Titre original :Revenge of the Ninja / Gadis berwajah seribu

Titre(s) alternatif(s) :L'Affrontement des Ninjas, Kickboxer Furies, Kickboxer Furico

Réalisateur(s) :Ratno Timoer

Année : 1988

Nationalité : Indonésie

Durée : 1h30

Genre : Les 3 fous rires du ninja

Acteurs principaux :Barry Prima, Advent Bangun, Dana Christina, W.D. Mochtar, Harry Capri, Muni Cader, Farida Pasha

John Nada
NOTE
3.5/ 5


Une petite chronique guillerette pour fêter la sortie en DVD d’un film dont la première vision m’avait complètement estourbi. Séquence nostalgie : c’était l’époque où je commençais tout juste à offrir en holocauste mon enthousiasme cinéphilique débonnaire en visionnant toutes les VHS qui me tombaient sous la main, pour le meilleur et pour le pire, et mes rétines n’avaient pas encore été irrémédiablement flétries par l’abus de mauvaise pellicule. Je fréquentais depuis peu un certain Labroche, webmestre d’un certain site sur les mauvais films sympathiques. Labroche était jeune, son site était jeune, j’étais jeune, je veux dire plus qu’aujourd’hui, en même temps c’était il y a seulement deux ans. Il entretenait depuis peu d’obscurs contacts avec un intriguant mécène corse, ouvrant chaque colis en provenance de l’Ile de Beauté avec un mélange d’enthousiasme fébrile et d’appréhension circonspecte. Il y avait beaucoup de matière première, le filon des Cashs Converters semblait inépuisable, nous nous tenions, impavides, à la lisière d’un océan de VHS au fond duquel sédimentaient quelques strates de nanars à la portée d’explorateurs volontaires et passionnés. Sans même nous en rendre compte, nous commencions à glisser tout doucement dans un autre univers, échangeant avec un naturel déconcertant des propos aux références sibyllines pour le commun des mortels, tu ne trouves pas que cette coupe fait très Reb Brown dans Yor, si tout à fait, tiens c’est quoi cette K7, je sais pas ça vient d’arriver de Corse, je peux te l’emprunter, oui bien sûr.


La classe indonésienne.









Le genre d’effets spéciaux que j’affectionne. Barry Prima a beau gonfler les pecs, je n’ai d’yeux que pour le collier volant.
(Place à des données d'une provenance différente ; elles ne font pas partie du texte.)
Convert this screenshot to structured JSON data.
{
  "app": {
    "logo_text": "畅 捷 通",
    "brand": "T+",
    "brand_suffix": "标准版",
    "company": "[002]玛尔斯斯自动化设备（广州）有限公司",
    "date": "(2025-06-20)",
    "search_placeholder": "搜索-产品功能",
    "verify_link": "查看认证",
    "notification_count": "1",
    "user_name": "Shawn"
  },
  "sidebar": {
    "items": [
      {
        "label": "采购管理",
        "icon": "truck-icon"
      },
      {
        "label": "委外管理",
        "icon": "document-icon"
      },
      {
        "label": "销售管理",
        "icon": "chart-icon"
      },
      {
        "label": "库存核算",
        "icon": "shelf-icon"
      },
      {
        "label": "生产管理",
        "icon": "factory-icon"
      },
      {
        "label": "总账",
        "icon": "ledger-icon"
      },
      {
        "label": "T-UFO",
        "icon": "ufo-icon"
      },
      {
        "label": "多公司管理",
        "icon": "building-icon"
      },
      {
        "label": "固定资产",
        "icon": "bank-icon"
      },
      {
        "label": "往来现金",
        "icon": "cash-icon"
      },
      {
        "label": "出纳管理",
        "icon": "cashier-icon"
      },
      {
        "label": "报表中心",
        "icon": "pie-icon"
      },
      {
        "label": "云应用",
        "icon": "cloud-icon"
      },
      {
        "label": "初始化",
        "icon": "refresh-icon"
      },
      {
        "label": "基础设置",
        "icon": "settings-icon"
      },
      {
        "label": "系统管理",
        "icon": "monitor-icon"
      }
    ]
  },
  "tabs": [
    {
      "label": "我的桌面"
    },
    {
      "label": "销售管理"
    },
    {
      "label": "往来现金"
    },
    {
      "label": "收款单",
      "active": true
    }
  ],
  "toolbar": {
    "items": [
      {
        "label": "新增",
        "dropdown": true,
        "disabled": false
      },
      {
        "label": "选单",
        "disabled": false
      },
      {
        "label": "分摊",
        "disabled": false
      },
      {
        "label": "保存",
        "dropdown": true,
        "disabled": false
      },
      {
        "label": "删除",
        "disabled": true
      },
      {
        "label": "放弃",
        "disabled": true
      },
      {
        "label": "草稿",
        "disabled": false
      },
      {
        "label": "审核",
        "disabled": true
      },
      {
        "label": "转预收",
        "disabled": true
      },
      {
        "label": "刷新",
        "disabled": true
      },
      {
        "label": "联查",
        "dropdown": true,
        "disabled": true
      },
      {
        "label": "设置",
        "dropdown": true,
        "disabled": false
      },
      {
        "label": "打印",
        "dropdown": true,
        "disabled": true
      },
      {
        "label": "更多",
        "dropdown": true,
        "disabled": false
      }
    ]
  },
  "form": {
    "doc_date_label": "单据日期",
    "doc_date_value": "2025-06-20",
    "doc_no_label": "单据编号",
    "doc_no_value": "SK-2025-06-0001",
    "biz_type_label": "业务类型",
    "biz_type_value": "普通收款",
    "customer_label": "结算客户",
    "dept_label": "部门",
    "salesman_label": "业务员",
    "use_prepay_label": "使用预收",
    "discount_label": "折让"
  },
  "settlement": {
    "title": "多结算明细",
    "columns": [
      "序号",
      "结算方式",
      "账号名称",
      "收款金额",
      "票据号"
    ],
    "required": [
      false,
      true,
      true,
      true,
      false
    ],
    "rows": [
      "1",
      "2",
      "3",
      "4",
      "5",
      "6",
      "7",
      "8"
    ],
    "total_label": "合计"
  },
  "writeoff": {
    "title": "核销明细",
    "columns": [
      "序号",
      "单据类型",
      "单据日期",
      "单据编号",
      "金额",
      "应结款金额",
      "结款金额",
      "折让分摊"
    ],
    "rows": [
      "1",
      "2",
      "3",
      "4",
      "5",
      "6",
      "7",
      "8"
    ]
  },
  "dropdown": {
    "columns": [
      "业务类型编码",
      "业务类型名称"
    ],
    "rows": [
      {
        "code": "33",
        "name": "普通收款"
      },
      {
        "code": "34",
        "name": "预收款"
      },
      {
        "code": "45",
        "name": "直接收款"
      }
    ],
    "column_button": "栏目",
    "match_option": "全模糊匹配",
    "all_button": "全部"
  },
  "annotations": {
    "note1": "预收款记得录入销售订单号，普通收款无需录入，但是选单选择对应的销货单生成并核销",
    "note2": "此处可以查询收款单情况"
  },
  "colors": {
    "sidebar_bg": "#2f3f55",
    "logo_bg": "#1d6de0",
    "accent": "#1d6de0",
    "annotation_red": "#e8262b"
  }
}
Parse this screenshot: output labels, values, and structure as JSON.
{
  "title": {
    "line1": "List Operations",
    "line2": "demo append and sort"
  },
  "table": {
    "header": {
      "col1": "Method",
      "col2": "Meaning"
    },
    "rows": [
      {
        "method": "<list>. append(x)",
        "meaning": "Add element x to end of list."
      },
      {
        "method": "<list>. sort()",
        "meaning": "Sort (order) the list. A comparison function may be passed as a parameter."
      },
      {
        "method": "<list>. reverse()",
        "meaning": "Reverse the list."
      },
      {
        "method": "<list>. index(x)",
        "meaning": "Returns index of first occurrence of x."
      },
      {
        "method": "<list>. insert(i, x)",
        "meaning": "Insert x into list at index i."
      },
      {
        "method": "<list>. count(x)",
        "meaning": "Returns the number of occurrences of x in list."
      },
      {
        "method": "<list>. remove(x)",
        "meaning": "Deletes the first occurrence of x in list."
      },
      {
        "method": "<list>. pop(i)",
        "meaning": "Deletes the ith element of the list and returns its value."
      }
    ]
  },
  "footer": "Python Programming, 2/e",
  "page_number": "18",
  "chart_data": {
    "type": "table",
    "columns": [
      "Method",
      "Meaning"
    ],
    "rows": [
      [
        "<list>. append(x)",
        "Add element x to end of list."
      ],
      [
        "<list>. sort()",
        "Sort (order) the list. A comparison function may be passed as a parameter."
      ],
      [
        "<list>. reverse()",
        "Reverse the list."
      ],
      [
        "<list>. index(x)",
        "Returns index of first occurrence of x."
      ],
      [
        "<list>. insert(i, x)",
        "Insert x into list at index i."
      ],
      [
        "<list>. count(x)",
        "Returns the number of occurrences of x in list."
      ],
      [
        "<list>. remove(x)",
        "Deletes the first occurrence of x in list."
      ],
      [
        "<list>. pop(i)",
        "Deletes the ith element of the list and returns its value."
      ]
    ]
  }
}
Une VHS étiquetée Les Trois Furies du Ninja ne se glisse pas dans un magnéto comme n’importe quelle VHS. On s’attend à juste titre à plonger dans un univers visuel et artistique différent, une alternative secourable à la potée grise et fadasse du cinéma de masse multipléxé-télévisé-multirediffusé. En revoyant ce film aujourd’hui, je me suis demandé pourquoi je ne l’avais pas encore honoré d’une chronique cordiale et je crois que c’est parce que quelque part je l’ai sottement refoulé, incapable de l’appréhender véritablement, de le digérer parmi la tambouille d’ovnis filmiques que j’ingérais à l’époque au rythme d’une chaîne de production. Cette seconde vision plus distanciée me permet d’y remédier, donc trêve de bavasseries et place à l’œuvre :




Les moustachus parlent aux moustachus, on s’observe, on se jauge…





…et puis c’est la curée.



Notez que même en mousse, une lance dans le ventre fait toujours mal.


Produit par Rapi Films, Les Trois Furies du Ninja semble être le dernier film que Ratno Timoer ait tourné en Indonésie – juste avant de se compromettre avec la douteuse firme hongkongaise Filmark que les habitués de Nanarland connaissent bien – Il y retrouve des stars locales, à savoir le Dieu vivant Barry Prima (surtout connu chez nous pour la trilogie Le Guerrier / Jaka Sembung mais aussi Le Justicier contre la reine des crocodiles, déjà mis en scène par Ratno Timoer), Advent Bangun (également vu dansLe justicier contre la reine des crocodilesmais encore dansLady Kickboxeravec Cynthia Rothrock et Bob Ginty) et Dana Christina (vue dans The Stabilizer, The Intruder, Le Guerrier / Jaka Sembung ou encore la série de films Les 5 Anges de la Mort, repompe indonésienne de Drôles de Dames où l’on retrouve là aussi Barry Prima, parce que les grands esprits se rencontrent souvent du côté de Jakarta). A noter que la jaquette du DVD de chez Bach Films proclame d’ailleurs un peu n’importe quoi côté casting, ne vous y fiez pas.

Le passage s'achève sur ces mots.